With the average cost of getting a novel drug to market at almost $2.5 billion, and few products achieving blockbuster status, deal-making is becoming increasingly vital for pharmaceutical companies to offset rising research and development (R&D) costs, says business intelligence provider GBI Research.
The company’s latest CBR Pharma report states that pharmaceutical companies are considering various strategies to overcome the current challenges, which also include shifts in patent laws and the struggling global economy, with deal making the foremost method of boosting short-term revenues.
Priyatham Salimadugu, Analyst for GBI Research, says deal activity can help pharma firms to enhance their research and regulatory approaches, and can aid portfolio expansion and diversification, geographic expansion, entry into niche markets, commercialization and sales.
Salimadugu explains: “Small companies that primarily carry out research, development and production activities are looking towards entering into agreements with key industry leaders. They are seeking to utilize their strengths in terms of commercialization expertise and global presence to boost their revenues. Meanwhile, big pharma corporations keen to secure novel and promising molecules are willing to co-operate with small players to expand their portfolios and reduce R&D risks.”

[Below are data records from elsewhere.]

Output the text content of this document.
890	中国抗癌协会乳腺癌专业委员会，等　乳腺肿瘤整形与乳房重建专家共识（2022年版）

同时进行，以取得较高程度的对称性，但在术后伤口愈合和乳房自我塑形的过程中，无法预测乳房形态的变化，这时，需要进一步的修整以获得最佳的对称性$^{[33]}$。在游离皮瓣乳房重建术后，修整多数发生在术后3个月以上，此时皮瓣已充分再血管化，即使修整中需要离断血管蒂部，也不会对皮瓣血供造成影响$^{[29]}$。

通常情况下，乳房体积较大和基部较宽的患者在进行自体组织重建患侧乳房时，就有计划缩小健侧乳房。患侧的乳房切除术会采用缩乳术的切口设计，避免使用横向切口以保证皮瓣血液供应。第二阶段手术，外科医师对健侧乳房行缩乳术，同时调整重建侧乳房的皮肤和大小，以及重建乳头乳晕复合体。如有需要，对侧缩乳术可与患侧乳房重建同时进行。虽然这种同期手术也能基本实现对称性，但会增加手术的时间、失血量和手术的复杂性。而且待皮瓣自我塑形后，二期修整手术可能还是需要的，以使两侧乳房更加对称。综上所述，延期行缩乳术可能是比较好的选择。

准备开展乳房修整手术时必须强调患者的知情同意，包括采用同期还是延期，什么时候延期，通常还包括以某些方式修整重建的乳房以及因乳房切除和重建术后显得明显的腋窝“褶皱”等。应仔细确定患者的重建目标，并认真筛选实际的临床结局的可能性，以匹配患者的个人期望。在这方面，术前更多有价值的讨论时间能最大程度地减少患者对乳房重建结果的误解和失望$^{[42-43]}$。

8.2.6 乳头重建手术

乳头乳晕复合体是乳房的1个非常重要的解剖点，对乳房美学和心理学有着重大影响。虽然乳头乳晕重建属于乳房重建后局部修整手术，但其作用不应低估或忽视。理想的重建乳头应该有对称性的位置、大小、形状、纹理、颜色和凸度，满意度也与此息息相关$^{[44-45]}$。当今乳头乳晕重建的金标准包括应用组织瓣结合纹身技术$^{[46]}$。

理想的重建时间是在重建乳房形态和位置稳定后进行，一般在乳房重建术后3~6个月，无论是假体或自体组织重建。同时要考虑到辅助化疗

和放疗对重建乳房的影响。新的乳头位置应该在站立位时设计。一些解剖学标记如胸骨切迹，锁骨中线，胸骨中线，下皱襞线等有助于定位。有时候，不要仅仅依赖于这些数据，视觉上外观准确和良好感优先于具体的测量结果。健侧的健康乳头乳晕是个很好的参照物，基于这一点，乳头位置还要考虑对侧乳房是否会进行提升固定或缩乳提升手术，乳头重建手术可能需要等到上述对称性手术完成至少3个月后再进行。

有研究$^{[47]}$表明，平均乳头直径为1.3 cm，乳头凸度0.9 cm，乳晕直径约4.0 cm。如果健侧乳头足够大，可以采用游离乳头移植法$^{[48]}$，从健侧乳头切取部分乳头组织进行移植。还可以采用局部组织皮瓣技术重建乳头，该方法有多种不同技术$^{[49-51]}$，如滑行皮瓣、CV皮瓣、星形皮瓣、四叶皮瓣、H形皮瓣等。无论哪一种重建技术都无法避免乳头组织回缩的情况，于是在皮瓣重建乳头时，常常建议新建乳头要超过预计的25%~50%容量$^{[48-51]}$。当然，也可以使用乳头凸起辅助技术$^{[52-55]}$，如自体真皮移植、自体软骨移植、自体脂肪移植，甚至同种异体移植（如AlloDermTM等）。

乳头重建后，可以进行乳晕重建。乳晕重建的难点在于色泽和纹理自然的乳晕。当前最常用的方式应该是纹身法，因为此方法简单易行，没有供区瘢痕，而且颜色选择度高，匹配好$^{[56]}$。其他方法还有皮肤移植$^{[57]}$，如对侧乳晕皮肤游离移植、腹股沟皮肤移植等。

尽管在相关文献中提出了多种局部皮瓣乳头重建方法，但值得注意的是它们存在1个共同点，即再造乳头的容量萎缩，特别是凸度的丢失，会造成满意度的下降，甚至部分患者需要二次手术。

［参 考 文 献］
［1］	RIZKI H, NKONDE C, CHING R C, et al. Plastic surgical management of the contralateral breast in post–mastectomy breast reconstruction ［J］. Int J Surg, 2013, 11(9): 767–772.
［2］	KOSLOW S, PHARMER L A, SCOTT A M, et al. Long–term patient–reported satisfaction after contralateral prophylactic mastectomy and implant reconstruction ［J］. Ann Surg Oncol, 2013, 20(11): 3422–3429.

The analyst adds that the shift from small molecules to large molecules, such as antibodies and proteins, has created new opportunities in the pharmaceutical industry, leading to increasing deal numbers.
GBI Research’s report also states that overall pharmaceutical deal values remained between $110 billion and $160 billion from 2010 to 2014, but will rise markedly this year, with a total value of $261 billion already amassed by the end of July 2015, and further increased by more recent deals.

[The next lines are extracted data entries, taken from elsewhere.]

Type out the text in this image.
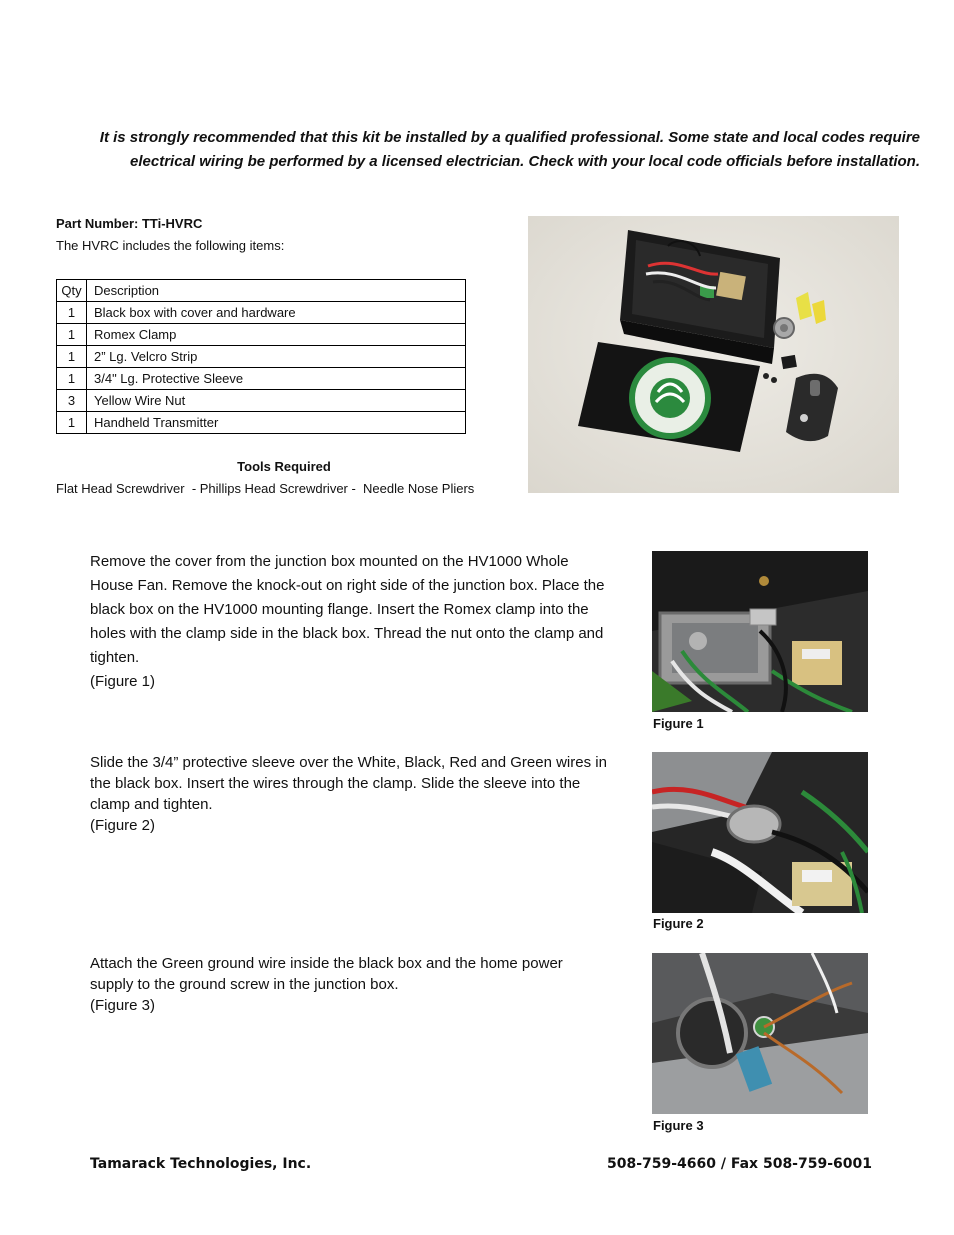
It is strongly recommended that this kit be installed by a qualified professional. Some state and local codes require
electrical wiring be performed by a licensed electrician. Check with your local code officials before installation.
Part Number: TTi-HVRC
The HVRC includes the following items:
Qty	Description
1	Black box with cover and hardware
1	Romex Clamp
1	2” Lg. Velcro Strip
1	3/4" Lg. Protective Sleeve
3	Yellow Wire Nut
1	Handheld Transmitter
Tools Required
Flat Head Screwdriver  - Phillips Head Screwdriver -  Needle Nose Pliers
Remove the cover from the junction box mounted on the HV1000 Whole
House Fan. Remove the knock-out on right side of the junction box. Place the
black box on the HV1000 mounting flange. Insert the Romex clamp into the
holes with the clamp side in the black box. Thread the nut onto the clamp and
tighten.
(Figure 1)
Figure 1
Slide the 3/4” protective sleeve over the White, Black, Red and Green wires in
the black box. Insert the wires through the clamp. Slide the sleeve into the
clamp and tighten.
(Figure 2)
Figure 2
Attach the Green ground wire inside the black box and the home power
supply to the ground screw in the junction box.
(Figure 3)
Figure 3
Tamarack Technologies, Inc.	508-759-4660 / Fax 508-759-6001
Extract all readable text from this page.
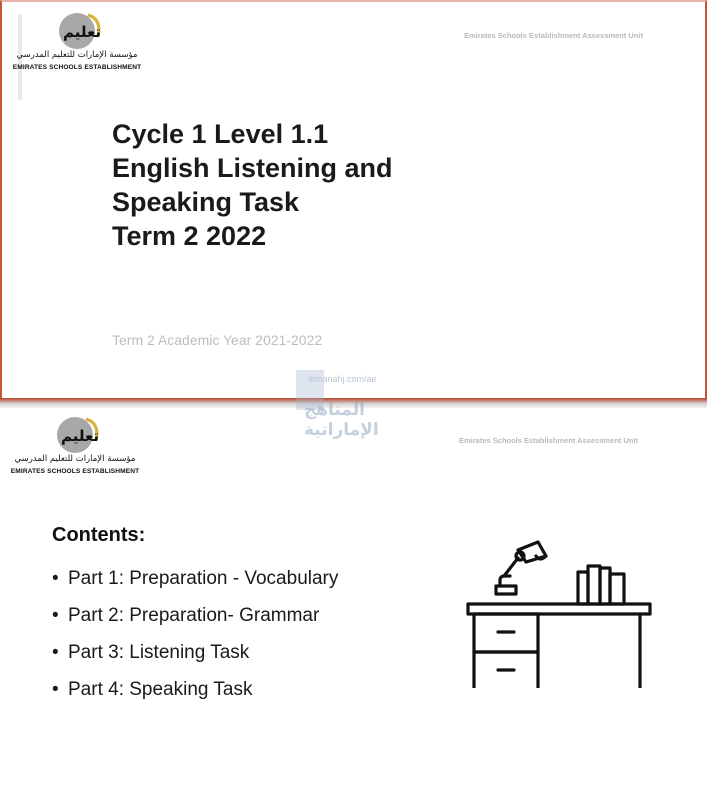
تعليم
مؤسسة الإمارات للتعليم المدرسي
EMIRATES SCHOOLS ESTABLISHMENT
Emirates Schools Establishment Assessment Unit

Cycle 1 Level 1.1

English Listening and

Speaking Task

Term 2 2022

Term 2 Academic Year 2021-2022
تعليم
مؤسسة الإمارات للتعليم المدرسي
EMIRATES SCHOOLS ESTABLISHMENT
Emirates Schools Establishment Assessment Unit
Contents:
• Part 1: Preparation - Vocabulary
• Part 2: Preparation- Grammar
• Part 3: Listening Task
• Part 4: Speaking Task
almanahj.com/ae
المناهج الإماراتية
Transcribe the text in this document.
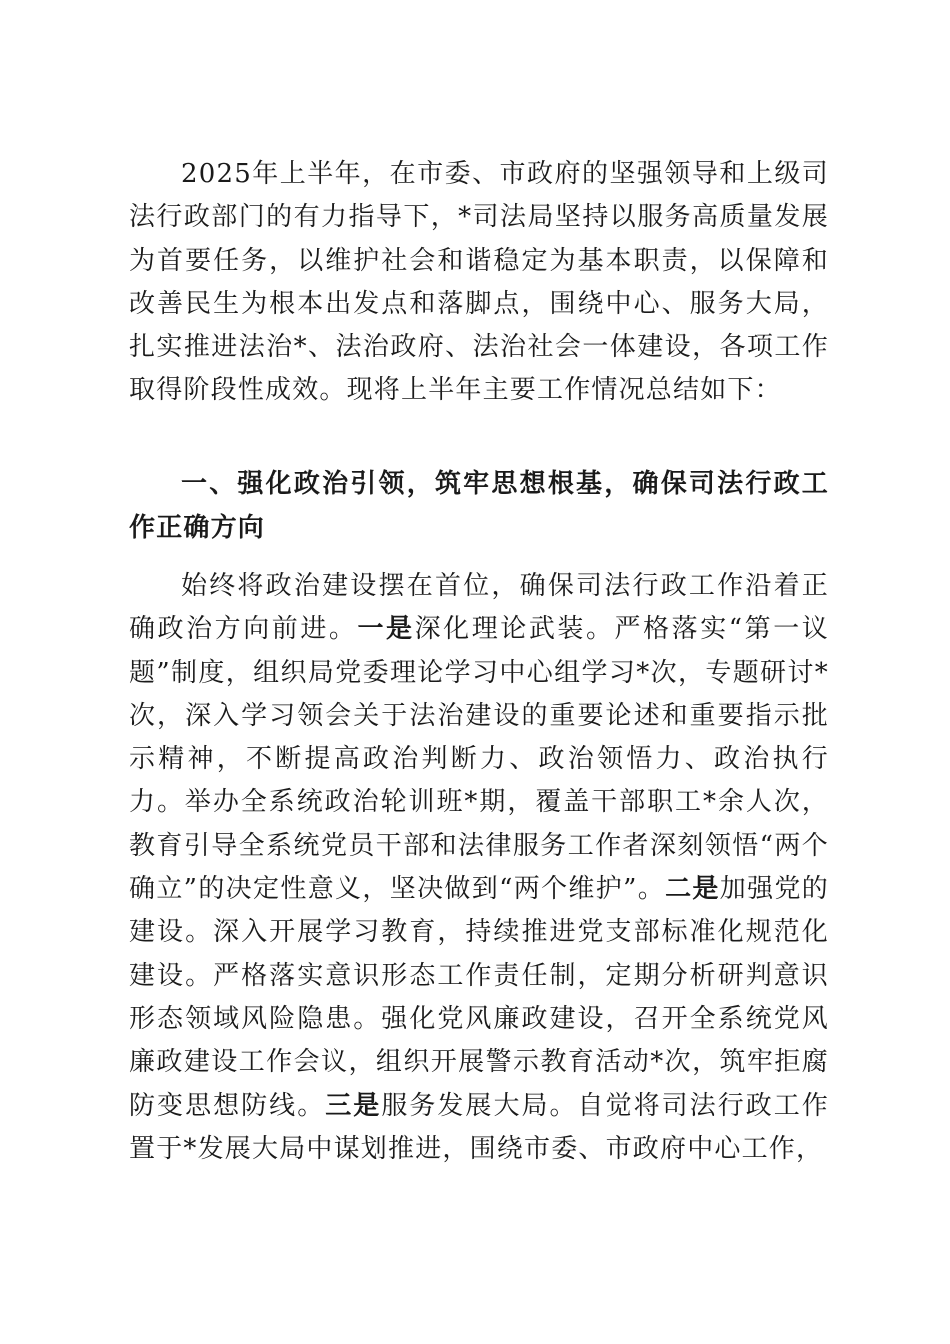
2025年上半年，在市委、市政府的坚强领导和上级司法行政部门的有力指导下，*司法局坚持以服务高质量发展为首要任务，以维护社会和谐稳定为基本职责，以保障和改善民生为根本出发点和落脚点，围绕中心、服务大局，扎实推进法治*、法治政府、法治社会一体建设，各项工作取得阶段性成效。现将上半年主要工作情况总结如下：

一、强化政治引领，筑牢思想根基，确保司法行政工作正确方向

始终将政治建设摆在首位，确保司法行政工作沿着正确政治方向前进。一是深化理论武装。严格落实“第一议题”制度，组织局党委理论学习中心组学习*次，专题研讨*次，深入学习领会关于法治建设的重要论述和重要指示批示精神，不断提高政治判断力、政治领悟力、政治执行力。举办全系统政治轮训班*期，覆盖干部职工*余人次，教育引导全系统党员干部和法律服务工作者深刻领悟“两个确立”的决定性意义，坚决做到“两个维护”。二是加强党的建设。深入开展学习教育，持续推进党支部标准化规范化建设。严格落实意识形态工作责任制，定期分析研判意识形态领域风险隐患。强化党风廉政建设，召开全系统党风廉政建设工作会议，组织开展警示教育活动*次，筑牢拒腐防变思想防线。三是服务发展大局。自觉将司法行政工作置于*发展大局中谋划推进，围绕市委、市政府中心工作，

Salimadugu continues: “Deal volume and value have so far increased in 2015 compared with 2014. This creates a pyramid whereby more companies are developing drug molecules at the bottom of the pyramid, than commercializing them at the top, as typified by Pfizer’s recent $160 billion takeover of Allergan. Partnerships were the most popular type of deal between January 2014 and July 2015, followed by licensing deals and acquisitions. Though acquisitions were fewer, the disclosed deal value for this category was the highest.”